While store brand penetration rates in US food retail (around 18%) are still well below those of many European countries, US retailers are increasingly recognizing that private label can help them boost profitability, differentiate themselves and improve consumer loyalty, says the report.
“This projected growth, which would put the U.S. retail brand segment on par with Europe in terms of market penetration, translates as one in every three food product purchases in the U.S. being a retailer branded product by the year 2025.
“Retailer brands have grown 6% over the past five years, compared with the sales of national branded packaged food manufacturers which have grown just 2%.
National food brands need to follow the creative model of other industries
The report, ‘What Would Apple Do? How Can U.S. Branded Food Companies Withstand the Retailer Brand Onslaught?’ was written by analyst Nicholas Fereday, who argues that national brands have got to up their game if they want to regain the initiative.
“Many national brand owners need to be bolder in their thinking and strategizing. Instead of opting for low cost, low risk, conservative solutions, they need to think and act more like the Apples of the world, innovating new game-changing food products and entering new categories.
“National food brands need to follow the creative model of other industries, funding research that will lead to radical new products which address unmet consumer needs, or create wholly new categories.
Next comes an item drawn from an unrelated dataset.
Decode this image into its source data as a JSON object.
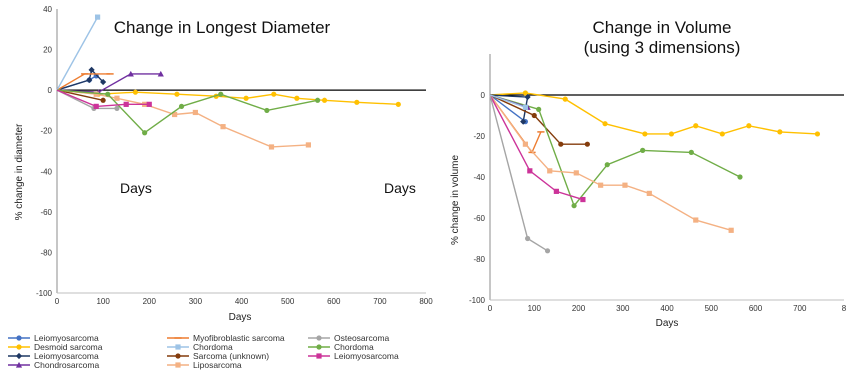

Currently more than three quarters of new food products are line extensions or product derivatives.”
Alternatively, he says, they should consider getting into private label themselves, and leverage their strengths in R&D, operational knowhow, food safety, and category management to help retail customers develop more innovative store brand products.
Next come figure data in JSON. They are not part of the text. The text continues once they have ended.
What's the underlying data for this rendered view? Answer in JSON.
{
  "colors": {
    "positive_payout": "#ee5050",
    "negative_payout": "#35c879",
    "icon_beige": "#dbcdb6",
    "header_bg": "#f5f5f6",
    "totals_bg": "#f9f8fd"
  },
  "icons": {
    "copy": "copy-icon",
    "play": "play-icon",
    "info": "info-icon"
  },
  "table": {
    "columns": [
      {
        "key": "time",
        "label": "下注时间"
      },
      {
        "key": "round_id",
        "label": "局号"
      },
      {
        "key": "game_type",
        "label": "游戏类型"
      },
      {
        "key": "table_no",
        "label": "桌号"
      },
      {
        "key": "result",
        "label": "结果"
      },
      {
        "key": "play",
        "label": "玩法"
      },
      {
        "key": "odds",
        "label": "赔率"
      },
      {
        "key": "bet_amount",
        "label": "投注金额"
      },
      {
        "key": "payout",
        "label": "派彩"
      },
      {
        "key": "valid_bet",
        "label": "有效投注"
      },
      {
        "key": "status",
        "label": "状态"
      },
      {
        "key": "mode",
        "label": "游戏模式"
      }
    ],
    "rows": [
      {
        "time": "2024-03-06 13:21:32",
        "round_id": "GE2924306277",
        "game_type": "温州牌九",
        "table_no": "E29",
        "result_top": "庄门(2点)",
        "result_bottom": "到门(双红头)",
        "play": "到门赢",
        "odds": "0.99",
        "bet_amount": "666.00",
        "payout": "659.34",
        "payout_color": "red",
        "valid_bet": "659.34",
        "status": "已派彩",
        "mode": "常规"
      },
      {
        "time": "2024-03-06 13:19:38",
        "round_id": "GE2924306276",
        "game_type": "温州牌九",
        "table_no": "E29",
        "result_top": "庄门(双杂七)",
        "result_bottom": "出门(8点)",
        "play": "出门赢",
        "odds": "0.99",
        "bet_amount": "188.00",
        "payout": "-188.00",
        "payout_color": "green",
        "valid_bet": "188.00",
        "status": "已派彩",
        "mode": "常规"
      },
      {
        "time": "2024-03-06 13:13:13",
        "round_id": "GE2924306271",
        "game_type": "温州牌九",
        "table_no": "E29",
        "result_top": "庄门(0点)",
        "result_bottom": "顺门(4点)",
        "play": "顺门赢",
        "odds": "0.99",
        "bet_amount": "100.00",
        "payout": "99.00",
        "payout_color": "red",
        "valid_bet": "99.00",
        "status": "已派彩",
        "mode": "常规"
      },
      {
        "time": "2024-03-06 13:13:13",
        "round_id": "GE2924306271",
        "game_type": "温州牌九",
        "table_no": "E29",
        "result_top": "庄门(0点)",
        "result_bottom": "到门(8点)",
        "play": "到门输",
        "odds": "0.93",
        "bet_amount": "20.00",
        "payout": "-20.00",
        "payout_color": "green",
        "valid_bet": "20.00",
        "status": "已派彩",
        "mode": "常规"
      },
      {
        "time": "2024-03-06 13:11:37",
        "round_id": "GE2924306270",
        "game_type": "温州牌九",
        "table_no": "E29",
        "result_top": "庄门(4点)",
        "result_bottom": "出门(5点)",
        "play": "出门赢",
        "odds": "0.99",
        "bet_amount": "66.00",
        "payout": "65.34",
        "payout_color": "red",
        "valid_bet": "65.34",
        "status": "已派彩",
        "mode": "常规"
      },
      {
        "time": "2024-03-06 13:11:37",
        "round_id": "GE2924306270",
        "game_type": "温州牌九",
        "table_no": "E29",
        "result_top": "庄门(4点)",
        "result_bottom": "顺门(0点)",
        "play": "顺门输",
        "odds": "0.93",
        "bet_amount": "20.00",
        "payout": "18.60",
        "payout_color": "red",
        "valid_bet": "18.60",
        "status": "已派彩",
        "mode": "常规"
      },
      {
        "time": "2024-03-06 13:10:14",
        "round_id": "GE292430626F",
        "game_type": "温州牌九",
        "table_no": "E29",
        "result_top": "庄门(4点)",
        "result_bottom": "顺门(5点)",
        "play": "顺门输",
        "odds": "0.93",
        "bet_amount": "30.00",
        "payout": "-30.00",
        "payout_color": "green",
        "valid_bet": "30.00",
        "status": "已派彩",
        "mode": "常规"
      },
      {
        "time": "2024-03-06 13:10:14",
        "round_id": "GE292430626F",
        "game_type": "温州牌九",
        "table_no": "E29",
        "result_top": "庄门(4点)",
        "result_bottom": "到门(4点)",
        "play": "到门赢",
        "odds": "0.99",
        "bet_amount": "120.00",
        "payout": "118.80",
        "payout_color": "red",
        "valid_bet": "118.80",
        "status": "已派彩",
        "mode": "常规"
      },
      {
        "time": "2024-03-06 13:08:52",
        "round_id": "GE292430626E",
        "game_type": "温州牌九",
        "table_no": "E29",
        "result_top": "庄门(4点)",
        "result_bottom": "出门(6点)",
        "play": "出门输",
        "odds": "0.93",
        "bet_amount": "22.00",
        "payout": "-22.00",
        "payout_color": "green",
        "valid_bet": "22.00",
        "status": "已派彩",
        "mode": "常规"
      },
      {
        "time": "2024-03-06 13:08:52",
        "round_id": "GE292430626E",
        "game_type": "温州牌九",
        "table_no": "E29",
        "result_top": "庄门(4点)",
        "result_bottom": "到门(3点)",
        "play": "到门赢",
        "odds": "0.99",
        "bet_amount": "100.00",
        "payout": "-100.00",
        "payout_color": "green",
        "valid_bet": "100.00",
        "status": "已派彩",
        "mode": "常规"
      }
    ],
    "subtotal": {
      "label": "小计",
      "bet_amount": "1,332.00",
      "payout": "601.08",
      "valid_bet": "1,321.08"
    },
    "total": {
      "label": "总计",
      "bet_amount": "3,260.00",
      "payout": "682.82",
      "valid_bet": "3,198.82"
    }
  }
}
Smart retailers now act like brand managers
More recently, there has been rapid growth in multi-tiered private label programs (good, better, best) and the development of unique and far more innovative products and packaging that give retailers a real point of difference in the marketplace, he says.
“Smart retailers now act like brand managers, following a multi-tiered approach… In 2011, retailer brands were estimated to account for nearly one third of new food and beverage items in the US.”
And some retailers are now beginning to put genuine marketing muscle behind their store brands as the power balance in the market shifts from consumer packaged goods companies to food retailers.
“Retailer brands have matured from their original positioning as ‘cheap and cheerless’ generic products into a more diverse range of national brand equivalents and, more recently, highly innovative premium products."
Meanwhile, retailers also have the advantage of having data across all categories at their fingertips that can help them see exactly what products and categories are growing and where the opportunities are, Fereday told FoodNavigator-USA. "They can use this information to their advantage."
Store brands gain during recessionary times, and rarely cede back ground in good times
Several key factors are driving store brand momentum, claims Fereday, including:
- Innovation and investment in brand management by retailers.
- Retailer brands win on value in recessionary times, and rarely cede back ground in good times.
- Retail consolidation and concentration increases the degree of retail brand penetration and power.
- Changing dynamics in the retail model: The rise of retailer brands in convenience stores, drugstores and online retailers; and the emergence of hard discounters and dollar stores that offer retailer brands among a limited range of SKUs.
Where do the retailers stand on private label?
According to a white paper recently published by Trace One and Planet Retail, private label represented an estimated 25% of 2011 food sales at Safeway, 18% of food sales at Costco and Walmart, 27% at Kroger and 20.5% at Walgreens.
Many of these retailers have also invested heavily in premium private label ranges (Safeway SELECT) and introduced new everyday lines to target cash-strapped shoppers (Kroger’s Home Sense).
There has also been a lot of consolidation, with Kroger consolidating Naturally Preferred and Private Selection Organic into one brand (Simple Truth) and SuperValu consolidating instore brands under the Essential Everyday banner.
Others have set ambitious growth targets, with Walgreens aiming to double private label sales over the next five to seven years and Costco setting a long-term goal for private labels to reach 30% sales penetration.